En premier lieu, le choc carcéral subi par le requérant sera retenu comme critère d'aggravation du préjudice moral, du fait de sa première incarcération, de son jeune âge et des conditions indignes de détention constatées par le Contrôleur général des lieux de privation de liberté.
Sera également considéré comme un facteur d'aggravation du préjudice moral l'impossibilité pour le requérant d'effectuer son stage de fin d'années et d'intégrer le cursus souhaité à l'université d'[8]. L'incarcération a eu, indéniablement, des conséquences préjudiciables lourdes pour ce jeune homme qui a été privé d'une formation à l'étranger, qui lui ouvrait des possibilités de qualification et d'avenir professionnelles.
La somme de 40 000 euros paraît proportionnée eu égard à la période de détention injustifiée effectuée et de la prise en compte de deux facteurs d'aggravation du préjudice moral subi.
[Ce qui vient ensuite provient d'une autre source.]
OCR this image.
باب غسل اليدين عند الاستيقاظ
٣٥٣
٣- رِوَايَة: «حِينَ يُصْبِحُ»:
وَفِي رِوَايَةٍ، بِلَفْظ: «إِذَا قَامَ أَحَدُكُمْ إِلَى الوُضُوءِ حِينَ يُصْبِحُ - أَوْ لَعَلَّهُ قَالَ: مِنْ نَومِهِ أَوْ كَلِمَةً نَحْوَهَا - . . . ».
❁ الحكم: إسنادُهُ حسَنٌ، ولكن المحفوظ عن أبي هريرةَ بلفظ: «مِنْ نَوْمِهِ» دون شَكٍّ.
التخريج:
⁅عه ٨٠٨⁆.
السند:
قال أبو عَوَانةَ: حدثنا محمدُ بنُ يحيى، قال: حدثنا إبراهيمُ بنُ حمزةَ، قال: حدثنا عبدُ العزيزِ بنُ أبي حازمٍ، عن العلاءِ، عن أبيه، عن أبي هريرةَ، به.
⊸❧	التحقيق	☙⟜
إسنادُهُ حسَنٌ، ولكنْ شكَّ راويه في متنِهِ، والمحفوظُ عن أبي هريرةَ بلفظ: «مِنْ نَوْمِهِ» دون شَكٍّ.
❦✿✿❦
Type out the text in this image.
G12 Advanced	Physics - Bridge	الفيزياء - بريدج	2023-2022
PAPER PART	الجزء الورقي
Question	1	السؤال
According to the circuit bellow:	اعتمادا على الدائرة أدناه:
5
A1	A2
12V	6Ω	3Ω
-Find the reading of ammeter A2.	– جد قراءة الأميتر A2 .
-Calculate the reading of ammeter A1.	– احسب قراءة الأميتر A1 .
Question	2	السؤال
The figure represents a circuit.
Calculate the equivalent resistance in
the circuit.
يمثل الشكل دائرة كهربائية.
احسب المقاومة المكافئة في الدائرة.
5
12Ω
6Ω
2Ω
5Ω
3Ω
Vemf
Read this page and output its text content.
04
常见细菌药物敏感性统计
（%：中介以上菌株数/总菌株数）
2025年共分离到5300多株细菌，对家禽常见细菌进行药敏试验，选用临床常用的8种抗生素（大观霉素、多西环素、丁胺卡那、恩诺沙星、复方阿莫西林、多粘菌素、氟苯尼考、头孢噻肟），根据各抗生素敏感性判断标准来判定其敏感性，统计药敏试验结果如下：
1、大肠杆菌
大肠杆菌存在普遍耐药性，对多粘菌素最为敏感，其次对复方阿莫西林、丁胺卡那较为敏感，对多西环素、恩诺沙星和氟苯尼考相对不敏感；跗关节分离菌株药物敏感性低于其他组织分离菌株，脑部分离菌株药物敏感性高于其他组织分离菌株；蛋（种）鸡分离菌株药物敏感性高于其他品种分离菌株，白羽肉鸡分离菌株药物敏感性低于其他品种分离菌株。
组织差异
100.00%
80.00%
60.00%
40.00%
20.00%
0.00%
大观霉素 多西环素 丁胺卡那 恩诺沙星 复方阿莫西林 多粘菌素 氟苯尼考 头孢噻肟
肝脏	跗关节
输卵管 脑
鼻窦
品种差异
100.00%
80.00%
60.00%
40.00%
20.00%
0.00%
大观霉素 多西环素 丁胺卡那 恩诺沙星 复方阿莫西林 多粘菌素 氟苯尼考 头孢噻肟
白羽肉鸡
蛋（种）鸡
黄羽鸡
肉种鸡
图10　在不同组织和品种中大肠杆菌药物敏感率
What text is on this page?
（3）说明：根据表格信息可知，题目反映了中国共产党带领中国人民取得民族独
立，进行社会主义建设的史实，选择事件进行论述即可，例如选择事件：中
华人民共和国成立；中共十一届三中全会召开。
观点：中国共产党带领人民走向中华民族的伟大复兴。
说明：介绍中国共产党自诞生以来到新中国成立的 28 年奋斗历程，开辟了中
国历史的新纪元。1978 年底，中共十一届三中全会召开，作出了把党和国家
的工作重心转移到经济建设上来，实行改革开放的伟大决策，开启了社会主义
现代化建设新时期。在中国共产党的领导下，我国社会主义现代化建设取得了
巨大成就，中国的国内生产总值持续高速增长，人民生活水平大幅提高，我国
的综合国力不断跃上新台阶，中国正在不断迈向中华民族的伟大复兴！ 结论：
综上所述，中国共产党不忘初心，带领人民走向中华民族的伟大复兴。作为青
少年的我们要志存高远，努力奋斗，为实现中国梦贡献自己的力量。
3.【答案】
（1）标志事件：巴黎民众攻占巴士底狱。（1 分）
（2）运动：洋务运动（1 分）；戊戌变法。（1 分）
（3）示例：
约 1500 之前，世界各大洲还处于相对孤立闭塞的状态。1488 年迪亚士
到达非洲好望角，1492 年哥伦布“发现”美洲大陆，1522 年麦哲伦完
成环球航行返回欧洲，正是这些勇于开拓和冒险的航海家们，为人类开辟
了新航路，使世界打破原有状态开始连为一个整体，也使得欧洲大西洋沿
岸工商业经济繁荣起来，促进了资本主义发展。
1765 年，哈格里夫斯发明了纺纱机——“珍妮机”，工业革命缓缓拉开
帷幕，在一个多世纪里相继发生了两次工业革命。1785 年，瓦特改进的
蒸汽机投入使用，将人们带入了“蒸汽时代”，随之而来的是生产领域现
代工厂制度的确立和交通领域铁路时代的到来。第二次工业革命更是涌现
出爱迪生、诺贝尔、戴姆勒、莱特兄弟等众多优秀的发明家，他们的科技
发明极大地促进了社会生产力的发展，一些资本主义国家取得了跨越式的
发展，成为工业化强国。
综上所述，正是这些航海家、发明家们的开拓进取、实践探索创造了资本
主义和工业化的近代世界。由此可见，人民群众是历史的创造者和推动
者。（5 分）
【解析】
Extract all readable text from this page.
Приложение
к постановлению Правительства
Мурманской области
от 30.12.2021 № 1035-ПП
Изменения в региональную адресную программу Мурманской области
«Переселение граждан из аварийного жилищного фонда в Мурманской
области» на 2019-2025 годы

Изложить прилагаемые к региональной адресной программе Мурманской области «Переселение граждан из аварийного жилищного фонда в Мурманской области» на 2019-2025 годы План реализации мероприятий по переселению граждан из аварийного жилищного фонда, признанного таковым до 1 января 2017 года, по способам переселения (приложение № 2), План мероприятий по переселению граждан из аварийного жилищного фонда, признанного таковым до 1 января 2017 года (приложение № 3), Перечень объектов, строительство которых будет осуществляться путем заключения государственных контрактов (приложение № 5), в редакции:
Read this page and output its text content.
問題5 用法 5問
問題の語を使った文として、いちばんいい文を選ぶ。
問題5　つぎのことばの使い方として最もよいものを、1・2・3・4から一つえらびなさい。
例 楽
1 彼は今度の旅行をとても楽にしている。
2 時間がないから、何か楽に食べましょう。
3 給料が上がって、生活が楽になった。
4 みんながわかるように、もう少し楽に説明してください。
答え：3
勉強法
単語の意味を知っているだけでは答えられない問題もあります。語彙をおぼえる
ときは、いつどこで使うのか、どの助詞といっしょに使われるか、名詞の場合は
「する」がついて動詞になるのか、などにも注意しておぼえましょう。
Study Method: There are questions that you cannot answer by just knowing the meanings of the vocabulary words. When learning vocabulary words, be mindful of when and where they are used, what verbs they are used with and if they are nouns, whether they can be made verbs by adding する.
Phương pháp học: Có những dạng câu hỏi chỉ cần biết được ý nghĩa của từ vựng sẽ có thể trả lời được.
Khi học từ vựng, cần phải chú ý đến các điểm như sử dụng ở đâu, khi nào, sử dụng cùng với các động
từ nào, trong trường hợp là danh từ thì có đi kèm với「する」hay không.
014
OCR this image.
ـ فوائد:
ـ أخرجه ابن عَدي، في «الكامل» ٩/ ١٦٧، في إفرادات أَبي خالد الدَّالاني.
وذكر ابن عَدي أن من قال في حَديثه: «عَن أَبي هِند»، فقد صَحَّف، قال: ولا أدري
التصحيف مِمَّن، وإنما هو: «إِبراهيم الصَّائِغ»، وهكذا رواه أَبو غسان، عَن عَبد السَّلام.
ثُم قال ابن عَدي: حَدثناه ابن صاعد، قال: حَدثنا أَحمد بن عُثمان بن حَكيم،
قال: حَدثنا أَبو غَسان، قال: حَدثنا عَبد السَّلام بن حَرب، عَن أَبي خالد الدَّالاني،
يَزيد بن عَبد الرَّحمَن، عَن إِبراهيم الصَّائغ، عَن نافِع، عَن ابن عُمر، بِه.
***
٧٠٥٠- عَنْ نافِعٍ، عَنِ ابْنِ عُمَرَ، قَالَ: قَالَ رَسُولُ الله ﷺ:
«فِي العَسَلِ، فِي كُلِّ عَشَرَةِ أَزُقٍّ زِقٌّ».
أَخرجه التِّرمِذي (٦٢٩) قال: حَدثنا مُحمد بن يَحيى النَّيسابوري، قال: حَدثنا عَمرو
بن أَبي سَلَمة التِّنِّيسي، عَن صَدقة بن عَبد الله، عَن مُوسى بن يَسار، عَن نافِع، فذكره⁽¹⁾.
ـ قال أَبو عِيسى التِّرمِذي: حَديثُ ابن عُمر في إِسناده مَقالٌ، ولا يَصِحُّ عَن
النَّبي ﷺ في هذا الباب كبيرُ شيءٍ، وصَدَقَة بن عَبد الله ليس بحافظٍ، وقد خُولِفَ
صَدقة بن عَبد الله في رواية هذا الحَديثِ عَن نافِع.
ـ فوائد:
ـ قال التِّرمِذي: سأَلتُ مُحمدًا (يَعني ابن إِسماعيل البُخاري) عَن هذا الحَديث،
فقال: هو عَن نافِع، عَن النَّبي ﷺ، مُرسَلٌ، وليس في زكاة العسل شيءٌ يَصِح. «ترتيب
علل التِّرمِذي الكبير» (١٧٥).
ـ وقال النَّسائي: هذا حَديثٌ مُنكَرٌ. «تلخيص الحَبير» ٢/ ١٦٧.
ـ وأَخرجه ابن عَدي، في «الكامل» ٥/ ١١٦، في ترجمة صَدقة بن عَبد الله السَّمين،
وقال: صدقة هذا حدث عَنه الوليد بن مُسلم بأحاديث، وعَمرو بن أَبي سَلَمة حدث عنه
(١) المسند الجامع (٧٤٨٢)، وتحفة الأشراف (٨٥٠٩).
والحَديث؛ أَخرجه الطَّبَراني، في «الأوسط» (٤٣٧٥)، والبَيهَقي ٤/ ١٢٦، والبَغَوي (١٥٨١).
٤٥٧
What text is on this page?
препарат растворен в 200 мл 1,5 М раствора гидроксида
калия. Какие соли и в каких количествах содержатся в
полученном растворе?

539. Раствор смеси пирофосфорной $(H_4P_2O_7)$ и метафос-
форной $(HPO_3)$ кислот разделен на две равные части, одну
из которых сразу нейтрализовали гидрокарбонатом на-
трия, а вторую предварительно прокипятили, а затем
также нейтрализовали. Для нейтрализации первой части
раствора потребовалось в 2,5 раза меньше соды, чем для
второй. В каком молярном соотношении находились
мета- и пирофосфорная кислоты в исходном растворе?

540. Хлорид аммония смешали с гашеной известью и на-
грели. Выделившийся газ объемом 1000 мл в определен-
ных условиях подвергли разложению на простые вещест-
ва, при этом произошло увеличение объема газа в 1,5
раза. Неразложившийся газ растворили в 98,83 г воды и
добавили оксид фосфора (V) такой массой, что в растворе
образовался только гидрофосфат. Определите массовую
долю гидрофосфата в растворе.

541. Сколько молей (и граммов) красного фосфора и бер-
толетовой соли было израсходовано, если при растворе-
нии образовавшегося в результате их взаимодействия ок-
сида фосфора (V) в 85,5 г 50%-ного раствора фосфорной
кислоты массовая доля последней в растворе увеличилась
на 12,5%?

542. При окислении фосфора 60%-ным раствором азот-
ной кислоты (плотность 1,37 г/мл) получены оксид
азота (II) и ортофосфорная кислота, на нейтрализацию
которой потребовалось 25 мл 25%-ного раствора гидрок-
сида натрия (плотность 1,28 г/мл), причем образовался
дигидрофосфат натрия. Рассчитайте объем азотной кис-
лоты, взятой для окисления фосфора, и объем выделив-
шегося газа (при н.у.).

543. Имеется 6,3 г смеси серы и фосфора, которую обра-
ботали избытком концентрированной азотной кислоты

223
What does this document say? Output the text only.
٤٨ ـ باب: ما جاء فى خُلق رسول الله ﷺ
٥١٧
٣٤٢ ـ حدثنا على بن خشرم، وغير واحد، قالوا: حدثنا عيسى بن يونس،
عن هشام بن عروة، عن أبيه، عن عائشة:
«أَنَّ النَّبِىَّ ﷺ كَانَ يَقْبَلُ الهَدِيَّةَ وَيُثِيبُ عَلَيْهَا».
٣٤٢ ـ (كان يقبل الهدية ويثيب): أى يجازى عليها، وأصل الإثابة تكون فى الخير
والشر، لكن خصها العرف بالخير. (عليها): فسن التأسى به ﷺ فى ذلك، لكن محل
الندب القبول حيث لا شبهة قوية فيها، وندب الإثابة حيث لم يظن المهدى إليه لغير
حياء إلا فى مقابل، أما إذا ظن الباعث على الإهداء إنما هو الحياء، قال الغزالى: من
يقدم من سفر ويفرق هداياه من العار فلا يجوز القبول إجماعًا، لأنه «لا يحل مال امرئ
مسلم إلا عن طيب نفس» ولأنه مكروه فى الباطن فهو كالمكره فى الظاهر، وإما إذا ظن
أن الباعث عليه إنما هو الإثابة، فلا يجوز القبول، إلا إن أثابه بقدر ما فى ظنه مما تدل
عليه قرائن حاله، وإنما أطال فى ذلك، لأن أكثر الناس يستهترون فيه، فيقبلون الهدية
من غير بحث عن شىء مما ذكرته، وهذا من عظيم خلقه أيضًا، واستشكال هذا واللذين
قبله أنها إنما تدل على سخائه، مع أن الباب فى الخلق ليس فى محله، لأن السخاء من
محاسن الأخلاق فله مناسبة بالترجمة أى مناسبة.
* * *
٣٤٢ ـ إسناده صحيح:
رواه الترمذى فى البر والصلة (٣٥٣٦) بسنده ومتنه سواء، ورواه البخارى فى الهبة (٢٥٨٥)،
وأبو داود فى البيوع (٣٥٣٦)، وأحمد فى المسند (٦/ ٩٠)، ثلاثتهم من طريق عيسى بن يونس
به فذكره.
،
Il convient donc d'allouer à Monsieur [P] [X] [B] le somme de 40 000 euros en réparation de son préjudice moral.
Sur le préjudice matériel :
Seules sont indemnisées les prestations directement liées à la privation de liberté dès lors qu'elles sont à la charge du requérant et à la condition qu'il fournisse une facture d'honoraires énumérant de façon détaillée les prestations effectuées pour obtenir sa libération, notamment les visites à l'établissement pénitentiaire, les diligences effectuées pour faire cesser la détention par des demandes de mise en liberté, ainsi que leur coût.
De plus, ce ne sont qu'au titre des frais de déplacement qu'elles génèrent pour se rendre à l'établissement pénitentiaire que les visites en détention peuvent être indemnisées.
En l'espèce, le requérant fournit deux notes d'honoraires correspondant à des prestations qui ne sont pas toutes liées à la privation de liberté. Il convient donc de distinguer sur ces deux notes ce qui est en lien exclusif avec la détention.
Ainsi, il apparait que la somme de 2 566 euros HT, soit 3 080 euros TTC correspond aux frais occasionnés par la détention provisoire exclusivement.
Ainsi, le requérant se verra allouer la somme de 3 080 euros TTC.
Sur les frais irrépétibles :
Il serait inéquitable de laisser à la charge du requérant les sommes qu'il a dû engager dans le cadre de la présente procédure. Il convient donc de lui allouer la somme de 2 500 euros au titre de l'article 700 du code de procédure civile.
PAR CES MOTIFS
Statuant par ordonnance contradictoire,
DÉCLARONS recevable la requête de Monsieur [P] [X] [B] ;
ALLOUONS à Monsieur [P] [X] [B] :
La somme de QUARANTE MILLE EUROS (40 000 euros) en réparation de son préjudice moral ;
La somme de TROIS MILLE QUATRE-VINGTS EUROS (3 080 euros) TTC, au titre du remboursement des frais de défense pénale ;
La somme de DEUX MILLE CINQ CENTS EUROS (2 500 euros), au titre de l'article 700 du code de procédure civile ;
LAISSONS les dépens de la présente procédure à la charge de l'agent judiciaire de l'Etat.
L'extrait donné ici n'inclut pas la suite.